I love the way children talk; it’s cute, original and to the point. My husband and I both talk A LOT, so it’s not a surprise that our 3 year old son Otis is yapping all day long. Most children are parrots too, and he’s no exception: when he sees us getting frustrated about something, he smiles and says in a cutesy voice: “Pick your battles!” Or when he feels there’s a bargain to be struck, he’ll say, in a business-like tone like us: “Mama, ik wil iets met je afspreken.” (“Mommy, we need to agree on something.”)

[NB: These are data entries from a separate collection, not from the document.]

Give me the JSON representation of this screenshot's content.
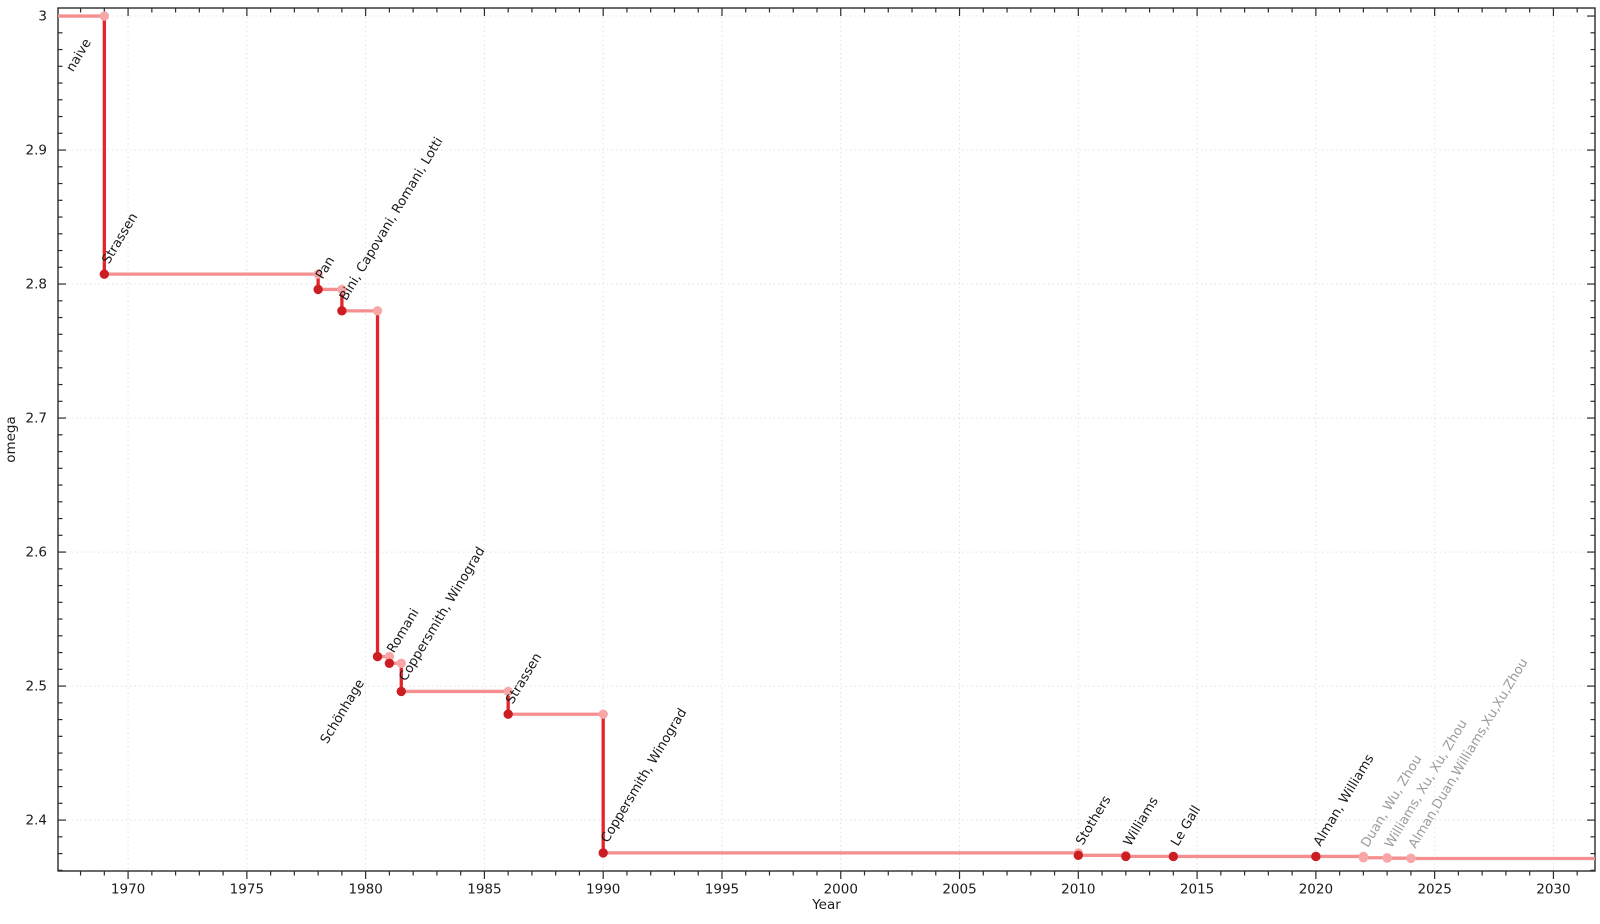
{
  "chart_data": {
    "type": "line",
    "subtype": "step-post",
    "title": "",
    "xlabel": "Year",
    "ylabel": "omega",
    "xlim": [
      1967.05,
      2031.75
    ],
    "ylim": [
      2.362,
      3.006
    ],
    "x_major_ticks": [
      1970,
      1975,
      1980,
      1985,
      1990,
      1995,
      2000,
      2005,
      2010,
      2015,
      2020,
      2025,
      2030
    ],
    "x_minor_step": 1,
    "y_major_ticks": [
      {
        "label": "3",
        "value": 3.0
      },
      {
        "label": "2.9",
        "value": 2.9
      },
      {
        "label": "2.8",
        "value": 2.8
      },
      {
        "label": "2.7",
        "value": 2.7
      },
      {
        "label": "2.6",
        "value": 2.6
      },
      {
        "label": "2.5",
        "value": 2.5
      },
      {
        "label": "2.4",
        "value": 2.4
      }
    ],
    "y_minor_step": 0.0125,
    "grid": {
      "show": true,
      "which": "major",
      "style": "dotted"
    },
    "legend": {
      "show": false
    },
    "initial": {
      "label": "naive",
      "omega": 3.0,
      "until_year": 1969,
      "label_placement": "below-step-corner"
    },
    "points": [
      {
        "label": "Strassen",
        "year": 1969,
        "omega": 2.8074,
        "confirmed": true,
        "label_side": "above"
      },
      {
        "label": "Pan",
        "year": 1978,
        "omega": 2.796,
        "confirmed": true,
        "label_side": "above"
      },
      {
        "label": "Bini, Capovani, Romani, Lotti",
        "year": 1979,
        "omega": 2.78,
        "confirmed": true,
        "label_side": "above"
      },
      {
        "label": "Schönhage",
        "year": 1980.5,
        "omega": 2.522,
        "confirmed": true,
        "label_side": "below"
      },
      {
        "label": "Romani",
        "year": 1981,
        "omega": 2.517,
        "confirmed": true,
        "label_side": "above"
      },
      {
        "label": "Coppersmith, Winograd",
        "year": 1981.5,
        "omega": 2.496,
        "confirmed": true,
        "label_side": "above"
      },
      {
        "label": "Strassen",
        "year": 1986,
        "omega": 2.479,
        "confirmed": true,
        "label_side": "above"
      },
      {
        "label": "Coppersmith, Winograd",
        "year": 1990,
        "omega": 2.3755,
        "confirmed": true,
        "label_side": "above"
      },
      {
        "label": "Stothers",
        "year": 2010,
        "omega": 2.3737,
        "confirmed": true,
        "label_side": "above"
      },
      {
        "label": "Williams",
        "year": 2012,
        "omega": 2.3729,
        "confirmed": true,
        "label_side": "above"
      },
      {
        "label": "Le Gall",
        "year": 2014,
        "omega": 2.3728639,
        "confirmed": true,
        "label_side": "above"
      },
      {
        "label": "Alman, Williams",
        "year": 2020,
        "omega": 2.3728596,
        "confirmed": true,
        "label_side": "above"
      },
      {
        "label": "Duan, Wu, Zhou",
        "year": 2022,
        "omega": 2.371866,
        "confirmed": false,
        "label_side": "above"
      },
      {
        "label": "Williams, Xu, Xu, Zhou",
        "year": 2023,
        "omega": 2.371552,
        "confirmed": false,
        "label_side": "above"
      },
      {
        "label": "Alman,Duan,Williams,Xu,Xu,Zhou",
        "year": 2024,
        "omega": 2.371339,
        "confirmed": false,
        "label_side": "above"
      }
    ],
    "style": {
      "background": "#ffffff",
      "step_line_color": "#f58f8f",
      "drop_line_color": "#e3242b",
      "marker_color": "#cb1d22",
      "corner_marker_color": "#f8a7a7",
      "label_color": "#1a1a1a",
      "unconfirmed_label_color": "#9b9b9b",
      "grid_color": "#e1e1e1",
      "axis_color": "#2b2b2b",
      "tick_label_color": "#1c1c1c"
    }
  }
}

My favourite words are children’s ‘mistakes’, from my own family, but also from children I used to babysit and teach ballet. Here are a few I prefer over the original words: zebraafje (zebra), grazelle (gazelle), máloen (meloen), balaan (banaan), savet (servet), vleesmet (placemet), jommen (jongen), een beefje (een beetje), opvouden (opvouwen), puffel (puzzel), die garnaal (diagonaal, used a lot in ballet classes).



Alma, mother of Bella (nearly 2 years old)


Upon finding out I was pregnant with our daughter, I figured I would be speaking English with her and my Dutch husband would communicate in Dutch. I was born in Serbia (former Yugoslavia) and immigrated with my family to Canada when I was 9 years old, moving again to the Netherlands at the age of 20. Although Serbian is my first language, I often consider English my mother tongue as this is the language I use to emotionally express myself and the language in which I was schooled. My heart is split in three equal pieces as no place feels more like home than the other, for different reasons.


It came as a surprise to me that once our daughter, Bella, was born I had a strong urge to use Serbian to communicate with her, despite my limited vocabulary. Coincidentally my husband felt inclined to speak to her in English as this is the language we use to communicate in our household (luckily he’s fluent; sometimes strangers mistake him for a true Canadian). Bella is being taught Dutch at her daycare and her grandparents also use Dutch to communicate with her, so she’s truly being raised trilingually.


Her passive language is remarkable; she can easily differentiate between three languages even though she hasn’t quite reached the point of coherently speaking yet. She’s slowly accumulating a unique vocabulary of her own and prefers words like ‘auto’ and ‘papa’, which are seamlessly used across all three languages. I’m forever grateful for having this opportunity to pass down my Serbian heritage to Bella, and our future son, while simultaneously integrating aspects of the Dutch and Canadian culture into their upbringing. My greatest wish for my children would be that they experience a sense of belonging anywhere they go.